Tutorial: Large-scale Information Retrieval Experimentation with Terrier

Rodrygo Santos - University of Glasgow
Richard McCreadie - University of Glasgow
Vassilis Plachouras  - PRESANS

Tutorial slides

 

This tutorial aims to provide a practical introduction to conducting large-scale information retrieval (IR) experiments, using Terrier as an experimentation platform. In particular, Terrier provides an open-source, feature-rich, flexible, and robust environment for large-scale IR experimentation. This tutorial will cover the experimentation process end-to-end, from configuring Terrier to a particular experimental setting, to efficiently indexing a document corpus and retrieving from it, and to evaluating the outcome. The tutorial will cover how to use and extend the platform to one's own needs, and will be illustrated by practical research-driven examples. As a half-day tutorial, it will be split into two major sessions, with each session comprising both background information and practical demonstrations.
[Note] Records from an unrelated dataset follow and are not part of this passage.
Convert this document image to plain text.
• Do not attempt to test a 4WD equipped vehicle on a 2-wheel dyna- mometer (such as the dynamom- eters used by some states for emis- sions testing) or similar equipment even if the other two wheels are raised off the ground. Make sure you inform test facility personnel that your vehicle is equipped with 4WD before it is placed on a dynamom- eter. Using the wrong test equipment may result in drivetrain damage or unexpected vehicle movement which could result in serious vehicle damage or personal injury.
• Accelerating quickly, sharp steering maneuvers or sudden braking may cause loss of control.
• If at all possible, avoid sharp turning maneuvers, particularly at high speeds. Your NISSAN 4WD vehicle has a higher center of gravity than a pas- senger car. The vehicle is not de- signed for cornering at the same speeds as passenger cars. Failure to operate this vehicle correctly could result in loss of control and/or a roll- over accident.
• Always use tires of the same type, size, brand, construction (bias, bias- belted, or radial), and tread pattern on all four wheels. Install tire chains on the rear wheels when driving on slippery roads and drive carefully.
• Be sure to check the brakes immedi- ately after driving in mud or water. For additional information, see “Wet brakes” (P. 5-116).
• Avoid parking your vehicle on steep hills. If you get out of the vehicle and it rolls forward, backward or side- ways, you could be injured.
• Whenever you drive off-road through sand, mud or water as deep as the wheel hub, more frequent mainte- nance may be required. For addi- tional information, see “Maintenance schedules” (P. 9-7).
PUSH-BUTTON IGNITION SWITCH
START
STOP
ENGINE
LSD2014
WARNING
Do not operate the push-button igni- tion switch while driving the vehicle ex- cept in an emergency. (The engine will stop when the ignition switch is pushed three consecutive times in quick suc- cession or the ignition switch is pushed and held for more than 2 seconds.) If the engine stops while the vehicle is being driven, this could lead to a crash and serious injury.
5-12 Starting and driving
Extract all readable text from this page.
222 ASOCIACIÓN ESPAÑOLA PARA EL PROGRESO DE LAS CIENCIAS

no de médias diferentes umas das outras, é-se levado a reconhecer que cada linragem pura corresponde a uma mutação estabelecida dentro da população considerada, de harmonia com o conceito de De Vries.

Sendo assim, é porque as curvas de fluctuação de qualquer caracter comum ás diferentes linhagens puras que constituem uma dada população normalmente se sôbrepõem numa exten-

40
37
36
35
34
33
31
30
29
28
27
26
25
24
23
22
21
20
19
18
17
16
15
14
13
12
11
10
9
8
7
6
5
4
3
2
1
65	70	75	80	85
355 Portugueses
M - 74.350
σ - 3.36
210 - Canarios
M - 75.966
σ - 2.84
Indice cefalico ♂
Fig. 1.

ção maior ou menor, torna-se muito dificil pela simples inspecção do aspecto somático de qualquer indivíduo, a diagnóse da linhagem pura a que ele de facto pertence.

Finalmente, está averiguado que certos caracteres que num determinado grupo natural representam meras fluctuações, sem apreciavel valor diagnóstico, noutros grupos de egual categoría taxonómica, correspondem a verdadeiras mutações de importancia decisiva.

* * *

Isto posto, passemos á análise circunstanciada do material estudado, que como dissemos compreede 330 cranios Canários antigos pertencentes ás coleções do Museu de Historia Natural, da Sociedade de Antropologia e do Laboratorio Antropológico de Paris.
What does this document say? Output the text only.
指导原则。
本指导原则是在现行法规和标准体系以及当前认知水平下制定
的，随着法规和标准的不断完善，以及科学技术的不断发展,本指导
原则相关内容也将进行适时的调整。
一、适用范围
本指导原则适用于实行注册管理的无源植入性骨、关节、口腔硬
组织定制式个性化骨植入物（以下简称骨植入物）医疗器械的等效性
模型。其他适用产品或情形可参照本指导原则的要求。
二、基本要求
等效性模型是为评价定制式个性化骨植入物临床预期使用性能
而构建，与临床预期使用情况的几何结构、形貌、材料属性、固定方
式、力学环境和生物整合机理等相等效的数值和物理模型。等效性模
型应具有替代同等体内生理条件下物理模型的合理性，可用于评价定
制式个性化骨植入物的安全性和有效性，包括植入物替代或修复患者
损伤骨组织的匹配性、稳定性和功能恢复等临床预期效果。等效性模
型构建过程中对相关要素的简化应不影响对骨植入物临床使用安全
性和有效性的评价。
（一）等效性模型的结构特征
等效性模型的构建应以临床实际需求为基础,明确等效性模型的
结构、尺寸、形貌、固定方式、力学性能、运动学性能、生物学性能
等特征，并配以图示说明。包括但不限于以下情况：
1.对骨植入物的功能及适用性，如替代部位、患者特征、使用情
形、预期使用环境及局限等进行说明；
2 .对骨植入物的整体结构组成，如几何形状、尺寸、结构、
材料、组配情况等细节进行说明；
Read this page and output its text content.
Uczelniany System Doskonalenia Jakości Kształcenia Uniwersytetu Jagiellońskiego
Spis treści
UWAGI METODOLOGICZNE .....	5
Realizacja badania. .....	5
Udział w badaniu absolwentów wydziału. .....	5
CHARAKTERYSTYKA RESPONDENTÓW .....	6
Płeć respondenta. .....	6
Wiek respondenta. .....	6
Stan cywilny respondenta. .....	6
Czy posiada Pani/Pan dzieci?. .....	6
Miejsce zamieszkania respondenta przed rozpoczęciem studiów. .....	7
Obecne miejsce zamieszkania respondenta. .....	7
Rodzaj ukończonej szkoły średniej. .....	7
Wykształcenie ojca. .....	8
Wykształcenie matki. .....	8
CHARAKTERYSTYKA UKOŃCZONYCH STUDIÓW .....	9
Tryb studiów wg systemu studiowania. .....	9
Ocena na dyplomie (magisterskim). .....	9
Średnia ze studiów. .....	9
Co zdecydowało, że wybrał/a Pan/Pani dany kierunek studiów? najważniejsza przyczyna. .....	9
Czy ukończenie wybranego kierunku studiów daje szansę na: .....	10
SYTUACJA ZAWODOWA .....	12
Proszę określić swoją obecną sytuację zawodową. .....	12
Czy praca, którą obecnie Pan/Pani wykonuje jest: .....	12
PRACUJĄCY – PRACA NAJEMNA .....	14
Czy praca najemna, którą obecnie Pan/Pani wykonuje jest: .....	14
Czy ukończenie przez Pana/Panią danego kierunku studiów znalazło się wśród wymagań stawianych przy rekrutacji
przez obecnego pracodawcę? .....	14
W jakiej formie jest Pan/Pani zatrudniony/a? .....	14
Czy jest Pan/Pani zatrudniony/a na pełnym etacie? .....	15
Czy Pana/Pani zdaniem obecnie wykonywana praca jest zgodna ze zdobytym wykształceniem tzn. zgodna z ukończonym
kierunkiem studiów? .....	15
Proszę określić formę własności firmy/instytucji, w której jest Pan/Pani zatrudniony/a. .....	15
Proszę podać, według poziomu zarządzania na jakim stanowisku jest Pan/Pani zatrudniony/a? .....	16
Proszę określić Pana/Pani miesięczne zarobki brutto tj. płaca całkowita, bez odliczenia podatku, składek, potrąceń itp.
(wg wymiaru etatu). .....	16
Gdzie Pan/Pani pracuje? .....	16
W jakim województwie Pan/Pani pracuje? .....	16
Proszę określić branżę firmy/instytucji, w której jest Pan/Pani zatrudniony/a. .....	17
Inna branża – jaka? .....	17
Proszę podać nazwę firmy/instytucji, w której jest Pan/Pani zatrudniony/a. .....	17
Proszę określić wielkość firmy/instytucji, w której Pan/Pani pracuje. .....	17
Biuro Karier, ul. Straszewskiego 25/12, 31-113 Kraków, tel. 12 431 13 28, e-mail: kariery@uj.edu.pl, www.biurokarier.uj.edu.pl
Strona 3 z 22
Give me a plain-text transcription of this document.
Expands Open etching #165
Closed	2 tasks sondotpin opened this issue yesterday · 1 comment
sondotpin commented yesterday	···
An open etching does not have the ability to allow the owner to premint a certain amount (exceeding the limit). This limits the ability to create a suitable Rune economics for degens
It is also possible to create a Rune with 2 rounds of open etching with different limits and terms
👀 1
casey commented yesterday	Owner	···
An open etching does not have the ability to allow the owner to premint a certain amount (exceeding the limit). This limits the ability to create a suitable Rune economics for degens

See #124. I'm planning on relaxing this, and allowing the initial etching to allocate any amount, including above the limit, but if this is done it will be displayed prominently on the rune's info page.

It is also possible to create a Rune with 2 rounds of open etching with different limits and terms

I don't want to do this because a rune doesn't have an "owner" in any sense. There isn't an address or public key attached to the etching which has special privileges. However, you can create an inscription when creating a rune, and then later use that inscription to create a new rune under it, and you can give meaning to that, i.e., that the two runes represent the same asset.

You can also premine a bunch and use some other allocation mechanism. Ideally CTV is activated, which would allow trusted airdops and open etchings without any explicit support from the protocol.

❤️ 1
In the first session, we will provide an overview of several aspects of large-scale IR experimentation, spanning areas such as indexing, data structures, query languages, and advanced retrieval models, and how these are implemented within Terrier. In the second session, we will discuss how to extend Terrier to conduct one's own experiments in a large-scale setting, including how to facilitate the evaluation of non-standard IR tasks through crowdsourcing. The practical demonstrations will cover recent use cases identified from Terrier's online discussion forum, in order to provide attendees with concrete examples of what can be done within Terrier.

 

Rodrygo Santos - University of Glasgow

Rodrygo Santos is a PhD student at the School of Computing Science of the University of Glasgow. He holds a BSc (2005) and an MSc (2007) degrees from the Dept. of Computer Science of the Federal University of Minas Gerais, Brazil. As a member of the Terrier Team since 2008, he has extensive experience in Terrier, extending it to a variety of application domains. These include blog search, opinion retrieval, expert search, entity search, Web mining, search result diversification, and learning-to-rank. Rodrygo has published several papers in major IR conferences and journals using Terrier, including SIGIR, WWW, CIKM, ECIR, RIAO, SPIRE, ICTIR, IP&M and the IR Journal, as well as international evaluation forums, such as TREC and NTCIR.

 

Richard McCreadie - University of Glasgow

Richard McCreadie is a PhD student at the School of Computing Science of the University of Glasgow. His research interests include information retrieval within the online news search domain, as well as efficiency and scalability within IR systems. He has been a developer of the open-source Terrier IR platform since 2008 and developed the MapReduce indexing functionality for massive-scale IR that Terrier currently supports. He holds a BSc (Hons) from the University of Glasgow and has multiple publications on the use of MapReduce for efficient IR, as well as other applications using the Terrier platform. He has given several talks at major IR conferences, evaluations forums and workshops, including full paper presentations at RIAO 2010 (Paris, France) and LSDS (SIGIR) 2009 (Boston, MA, USA, on the MapReduce implementation in Terrier), and a position paper at SSM (WSDM) 2010 (New York, NY, USA). He has also been invited to present at the prestigious TREC 2009 and TREC 2010 plenary sessions. Furthermore, Richard is also an expert in crowdsourcing solutions to common IR problems. He has presented new crowdsourcing approaches at the influential crowdsourcing workshops CSE 2010 (at SIGIR) and CSDM 2011 (at WSDM). Moreover, he designed, implemented and validated the first successful instance of crowdsourcing relevance assessments for TREC during 2010.

 

Vassilis Plachouras  - PRESANS

Dr. Vassilis Plachouras is a researcher at PRESANS, a start-up company from École Polytechnique (France). He holds a BEng degree in Electrical and Computer Engineering from the National Technical University of Athens (2001), and a PhD in IR from the University of Glasgow (2006). He has worked as a post-doctoral researcher at Yahoo! Research, Spain, where he also supervised interns and Masters students working on Web search. His research interests include Web IR, architectures for large-scale Web search engines, online advertising, and the applications of machine learning for ranking and classification. His publications include over 50 articles in peer-reviewed journals and international conferences, and he has received the best-paper award in CIKM 2009. He has served as a PC member of major international conferences and journals, and as the workshops and tutorials PC chair of ECIR 2008. Moreover, he organised the Workshop for Large-Scale and Distributed Systems for IR (LSDS-IR'07), collocated with SIGIR 2007. He has been involved in the design and development of Terrier since its inception.